1. We do authority control in-house:

[Note: Although now, we are looking at outsourcing authority control for DLC cataloging, the statement is still true]

Catalogers/classified staff do their own authorities, our database management unit does global changes and subject authorities. We improve the cross-reference structure on authority records by adding and deleting references, often requested by our reference librarians. We provide standardized access points by retrospectively fixing headings used inconsistently, incorrectly, or which have changed in some regard. We have an excellent online authority database, which provides a strong, ever-changing with user needs, cross-referencing structure that allows collocation of access points. This is what catalogers do. It is a local function - vendors cannot interact with patrons and reference staff to improve access based on customer feedback.

2. We do our own labeling of materials in-house:

Classified staff in the various units create contents labels, acid-free strips for special collections materials, and our database management unit creates spine labels. The materials are our responsibility.
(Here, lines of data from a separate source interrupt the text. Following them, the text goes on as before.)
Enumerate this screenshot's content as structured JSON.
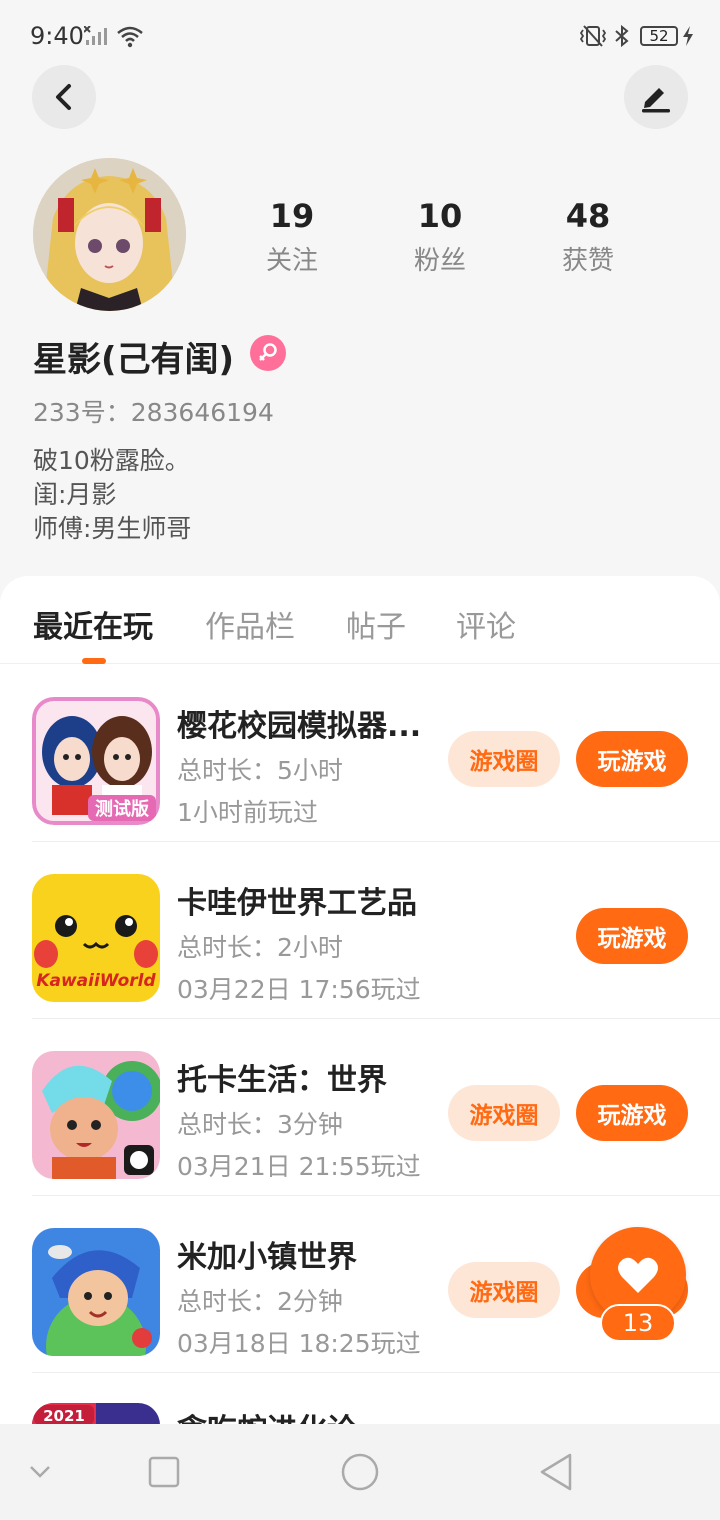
{
  "status_bar": {
    "time": "9:40",
    "battery": "52"
  },
  "profile": {
    "stats": [
      {
        "value": "19",
        "label": "关注"
      },
      {
        "value": "10",
        "label": "粉丝"
      },
      {
        "value": "48",
        "label": "获赞"
      }
    ],
    "nickname": "星影(己有闺)",
    "uid": "233号：283646194",
    "bio": [
      "破10粉露脸。",
      "闺:月影",
      "师傅:男生师哥"
    ]
  },
  "tabs": [
    {
      "label": "最近在玩",
      "active": true
    },
    {
      "label": "作品栏",
      "active": false
    },
    {
      "label": "帖子",
      "active": false
    },
    {
      "label": "评论",
      "active": false
    }
  ],
  "games": [
    {
      "name": "樱花校园模拟器...",
      "duration": "总时长：5小时",
      "last_played": "1小时前玩过",
      "circle_label": "游戏圈",
      "play_label": "玩游戏"
    },
    {
      "name": "卡哇伊世界工艺品",
      "duration": "总时长：2小时",
      "last_played": "03月22日 17:56玩过",
      "play_label": "玩游戏"
    },
    {
      "name": "托卡生活：世界",
      "duration": "总时长：3分钟",
      "last_played": "03月21日 21:55玩过",
      "circle_label": "游戏圈",
      "play_label": "玩游戏"
    },
    {
      "name": "米加小镇世界",
      "duration": "总时长：2分钟",
      "last_played": "03月18日 18:25玩过",
      "circle_label": "游戏圈",
      "play_label": "玩游戏"
    }
  ],
  "game_icon_texts": {
    "sakura_badge": "测试版",
    "kawaii_logo": "KawaiiWorld",
    "partial_badge": "2021"
  },
  "partial_game_name": "贪吃蛇进化论",
  "like": {
    "count": "13"
  },
  "colors": {
    "accent": "#ff6a13",
    "accent_light": "#fde6d6",
    "gender_badge": "#ff6f9a"
  }
}
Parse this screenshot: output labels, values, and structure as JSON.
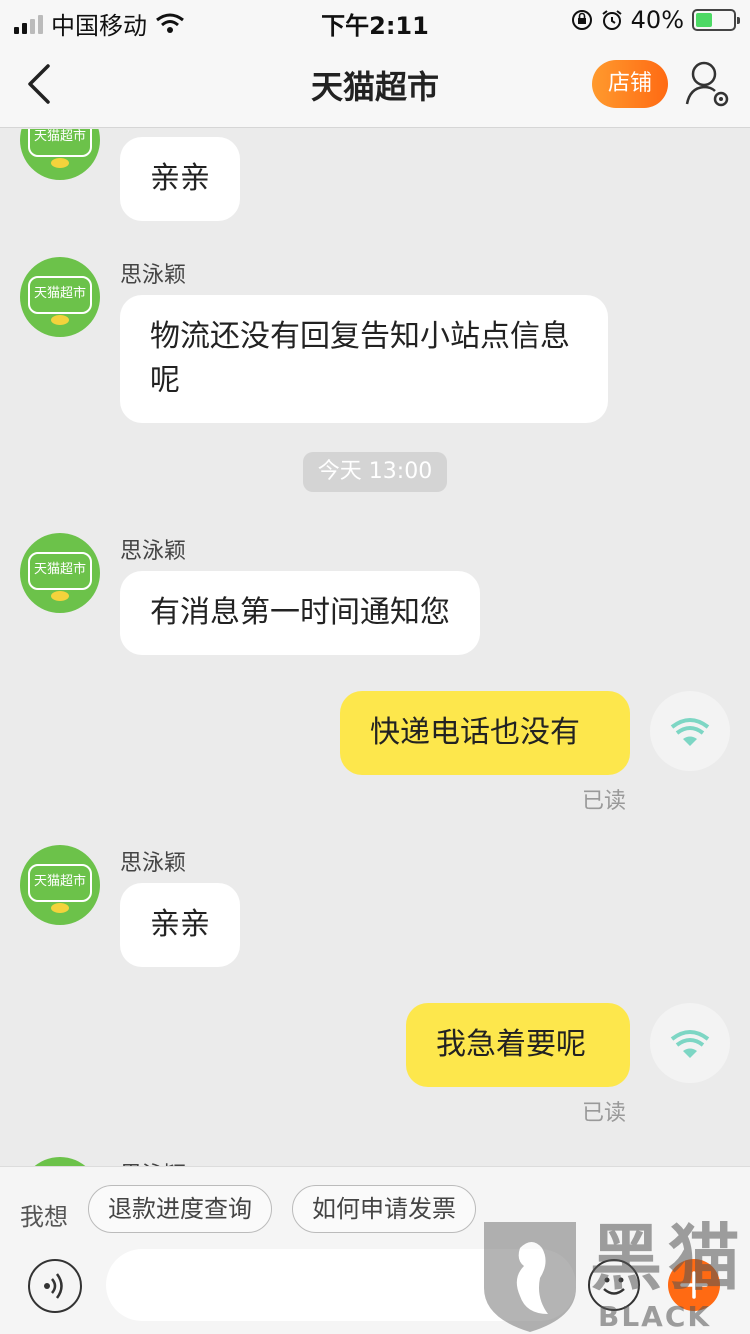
{
  "status_bar": {
    "carrier": "中国移动",
    "time": "下午2:11",
    "battery_percent": "40%",
    "battery_level": 0.4,
    "icons": [
      "signal-icon",
      "wifi-icon",
      "orientation-lock-icon",
      "alarm-icon",
      "battery-icon"
    ]
  },
  "nav": {
    "title": "天猫超市",
    "store_button": "店铺",
    "icons": [
      "back-chevron-icon",
      "user-settings-icon"
    ]
  },
  "chat": {
    "avatar_text": "天猫超市",
    "messages": [
      {
        "side": "left",
        "sender": "",
        "text": "亲亲"
      },
      {
        "side": "left",
        "sender": "思泳颖",
        "text": "物流还没有回复告知小站点信息呢"
      },
      {
        "side": "center",
        "time": "今天 13:00"
      },
      {
        "side": "left",
        "sender": "思泳颖",
        "text": "有消息第一时间通知您"
      },
      {
        "side": "right",
        "text": "快递电话也没有",
        "status": "已读"
      },
      {
        "side": "left",
        "sender": "思泳颖",
        "text": "亲亲"
      },
      {
        "side": "right",
        "text": "我急着要呢",
        "status": "已读"
      },
      {
        "side": "left",
        "sender": "思泳颖",
        "text": ""
      }
    ]
  },
  "bottom_bar": {
    "quick_label": "我想",
    "quick_replies": [
      "退款进度查询",
      "如何申请发票"
    ],
    "icons": [
      "voice-icon",
      "emoji-icon",
      "plus-icon"
    ]
  },
  "watermark": {
    "text": "黑猫",
    "sub": "BLACK CAT"
  }
}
How we identify them, both for patron use and for inventory control, affects their shelving and their security. We possibly could outsource spine labels for materials which require no special processing (books), [if titles in series were reviewed for possible classed-together titles, and if we could figure out some way to tell a vendor how to consistently handle long music call numbers and other complexities involving series and subseries;] but the unique labels we would still have to create locally. Vendors cannot supply the local labeling needs for all materials.

3. We do our own item record creation of materials in-house:

Classified staff create the inventory of library materials, and provide the item database which allows materials to have a unique barcode number with which to circulate items. We add item notes to these records to document special materials contained in the item, which otherwise might be undocumented, and thus could be easily lost. This is a local function. A vendor could not easily perform this task.

4. We catalog and classify materials:

We not only closely review original, we also review copy, and, to a lesser extent, LC copy. We are in charge of the quality of our database, and what we put in affects our customers access to materials. We provide standard full-level description for materials we acquire, and routinely enhance, [enrich and upgrade] copy found on OCLC by upgrading to AACR2, adding access points that are useful in our collection, and relating records to materials previously cataloged. This is a local function, and vendors cannot do this.
We classify based on what is already existing in our collection, and anticipate change in classification, which always happens as knowledge expands and requires shifting of the organization of this knowledge. We provide the link between the two, so that patrons can more easily find all materials, whether classed together or separately. Our bibliographic database is excellent, and is a cohesive, relational database. That's what catalogers do, and it is done locally. A vendor can provide cataloging, but cannot relate it to materials already existing in the database. That is a local function.

Are these local cataloging functions worth the time and expense of having a local staff of fulltime catalogers/classified staff to perform them?

Yes, if the quality of the bibliographic, authority, and item databases is important to the library because it affects the effectiveness of a patron's search for his or her informational needs, the unique needs of the institution, and the security of materials.